Une volonté de se regrouper en associations

Parmi les retombées de ces rencontres, la plus importante est sans doute la volonté des professionnels de se regrouper en associations. Pour Gilles Sanchez, président de l’interprofession végétale Ifiveg, il s’agit de les mettre en capacité de saisir ces opportunités. « Isolés dans nos exploitations, nous n’avons que très peu de moyens de nous faire entendre. L’association aura pour objet de promouvoir les usages du végétal sous toutes ses formes, de struc­turer l’offre et de répondre aux besoins­ de ses adhérents. »

Autre avancée prometteuse, la constitution d’un groupe de travail pour mettre en place un jury des villes et villages fleuris, avec déjà deux communes candidates au sein de la CCDS.

Ces rencontres ont également permis d’initier ou de renforcer les échanges avec les instituts techniques Astredhor et Armeflhor (île de La Réunion) pour l’horticulture, Iteipmai pour les plantes à parfum, médicinales et aromatiques, socle indispensable à la construction de projets collaboratifs communs.

Enfin, les rencontres ont mis en lumière l’impact positif des collections d’espèces emblématiques pour la biodiversité et l’attractivité du territoire.

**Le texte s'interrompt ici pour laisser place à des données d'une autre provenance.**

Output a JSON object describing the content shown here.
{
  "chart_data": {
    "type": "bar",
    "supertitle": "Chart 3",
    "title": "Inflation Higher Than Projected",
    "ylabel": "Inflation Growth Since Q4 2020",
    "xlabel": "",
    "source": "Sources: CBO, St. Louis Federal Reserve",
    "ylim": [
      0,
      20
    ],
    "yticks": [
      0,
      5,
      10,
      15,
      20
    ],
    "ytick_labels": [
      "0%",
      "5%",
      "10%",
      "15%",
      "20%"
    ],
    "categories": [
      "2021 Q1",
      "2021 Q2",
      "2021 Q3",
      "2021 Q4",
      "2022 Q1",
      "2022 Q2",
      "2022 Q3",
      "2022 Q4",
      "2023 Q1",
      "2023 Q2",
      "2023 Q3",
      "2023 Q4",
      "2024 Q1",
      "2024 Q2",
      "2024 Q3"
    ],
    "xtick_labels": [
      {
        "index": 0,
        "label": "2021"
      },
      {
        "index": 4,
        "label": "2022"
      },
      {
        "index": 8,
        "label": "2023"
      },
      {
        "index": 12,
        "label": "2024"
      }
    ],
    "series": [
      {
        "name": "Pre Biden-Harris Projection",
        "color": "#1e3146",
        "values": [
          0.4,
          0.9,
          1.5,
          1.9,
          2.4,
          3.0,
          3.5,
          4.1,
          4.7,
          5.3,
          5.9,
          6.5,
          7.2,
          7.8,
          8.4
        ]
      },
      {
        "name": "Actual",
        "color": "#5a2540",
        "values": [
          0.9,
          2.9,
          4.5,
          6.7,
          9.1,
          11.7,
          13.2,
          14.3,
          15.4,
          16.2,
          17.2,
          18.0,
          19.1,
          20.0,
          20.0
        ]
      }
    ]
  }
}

Aux côtés du palmetum et du jardin botanique d’or­chidées, la labellisation par le CCVS d’une collection de « taxons forestiers pour la restauration écologique de terrains dégradés en Guyane française » porte à trois le nombre de collections végétales labellisées dans ce département.

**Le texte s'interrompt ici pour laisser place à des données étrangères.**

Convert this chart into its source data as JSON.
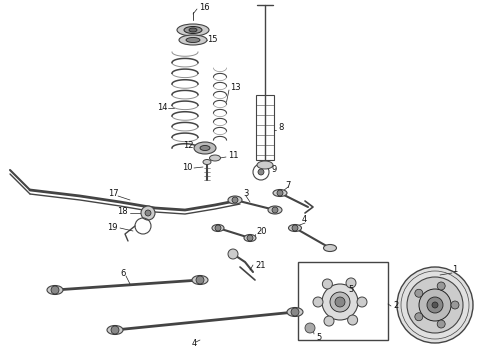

Même si la relation au végétal n’est pas la même qu’en métropole et si la situation délicate liée à l’épidémie de Covid-19 com­plique la mobilisation des professionnels, la richesse des échanges durant ces rencontres confirme tout le bénéfice de mettre les plantes au cœur de stratégies de territoire. Cette dynamique naissante mérite d’être soutenue et accompagnée par les pouvoirs publics.

Marie-Françoise Petitjean

*Guyane développement innovation est une agence­ régionale qui a pour mission de soutenir le développement durable et pérenne de l’économie guyanaise. Elle accompagne les projets d’innovation, soutient l’activité économique, en partenariat avec les acteurs du territoire. https://www.ardi-gdi.fr/

**La CCDS regroupequatre communes : Kourou, Iracoubo, Saint-Élie et Sinnamary.